The SN often shows telangiectasia, which is more often seen in the upper part of the dermis2,3. Desmoplastic SN also shows more prominent vascular proliferation in the deep dermis4. Such histologic findings correspond to type 1 SN among the four types of clinically classified SN and tend to be light-colored and soft5. They are frequently misdiagnosed as pyogenic granuloma or hemangioma. Such clinical misdiagnosis is suggested by a study of 200 SN cases noting that telangiectases occur much more frequently in children than in adults3. The recently reported SN cases6,7, which clinically look similar to a pyogenic granuloma, may be considered to be an angiomatoid SN accompanied by telangiectasia and an increased number of blood vessels. However, the blood vessels in angiomatoid SN are characteristically more numerous and smaller, rather than having thick vessel walls.

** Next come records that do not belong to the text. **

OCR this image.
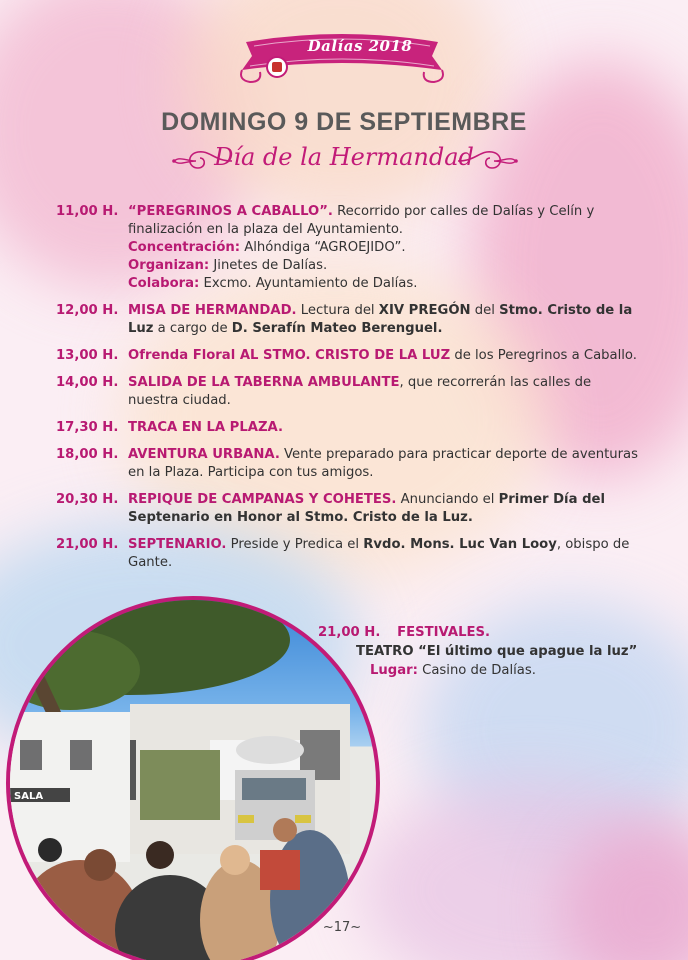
Dalías 2018
DOMINGO 9 DE SEPTIEMBRE
Día de la Hermandad
11,00 H. “PEREGRINOS A CABALLO”. Recorrido por calles de Dalías y Celín y finalización en la plaza del Ayuntamiento.
Concentración: Alhóndiga “AGROEJIDO”.
Organizan: Jinetes de Dalías.
Colabora: Excmo. Ayuntamiento de Dalías.
12,00 H. MISA DE HERMANDAD. Lectura del XIV PREGÓN del Stmo. Cristo de la Luz a cargo de D. Serafín Mateo Berenguel.
13,00 H. Ofrenda Floral AL STMO. CRISTO DE LA LUZ de los Peregrinos a Caballo.
14,00 H. SALIDA DE LA TABERNA AMBULANTE, que recorrerán las calles de nuestra ciudad.
17,30 H. TRACA EN LA PLAZA.
18,00 H. AVENTURA URBANA. Vente preparado para practicar deporte de aventuras en la Plaza. Participa con tus amigos.
20,30 H. REPIQUE DE CAMPANAS Y COHETES. Anunciando el Primer Día del Septenario en Honor al Stmo. Cristo de la Luz.
21,00 H. SEPTENARIO. Preside y Predica el Rvdo. Mons. Luc Van Looy, obispo de Gante.
21,00 H. FESTIVALES.
TEATRO “El último que apague la luz”
Lugar: Casino de Dalías.
SALA
~17~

We found in our case: 1) spindle and epithelioid nevus cells 2) numerous thin and thick walled blood vessels distributed throughout the upper and deep dermis 3) fibrous stroma, which are regarded as features of angiomatoid SN. However, since the high cellularity of spindle and epithelioid cells differs from the earlier reports, we feel it appropriate to regard the current SN as angiomatoid, cellular type.
Regarding treatment of SN, it has been suggested that because of the histologic overlap between SN and malignant melanomas, it may be advisable to remove the lesions by complete excision and to continue to observe the patient for recurrences. In our case, we treated by subtotal excision because the tumor was located over the auricular cartilage of the ear. In order to avoid underlying cartilage damage and eliminate the remaining lesion, pulsed dye and Alexandrite laser were further applied. No recurrences have been observed, after 3 years of follow-up.
Similar to desmoplastic SN, the histopathologic features of angiomatoid SN may present with various forms including fibrous stroma, prominent vasculature in the dermis, or a more dominant cellular type, as in our case. Therefore, angiomatoid SN could be considered as a variant of desmoplastic SN or it may represent another independent type of SN.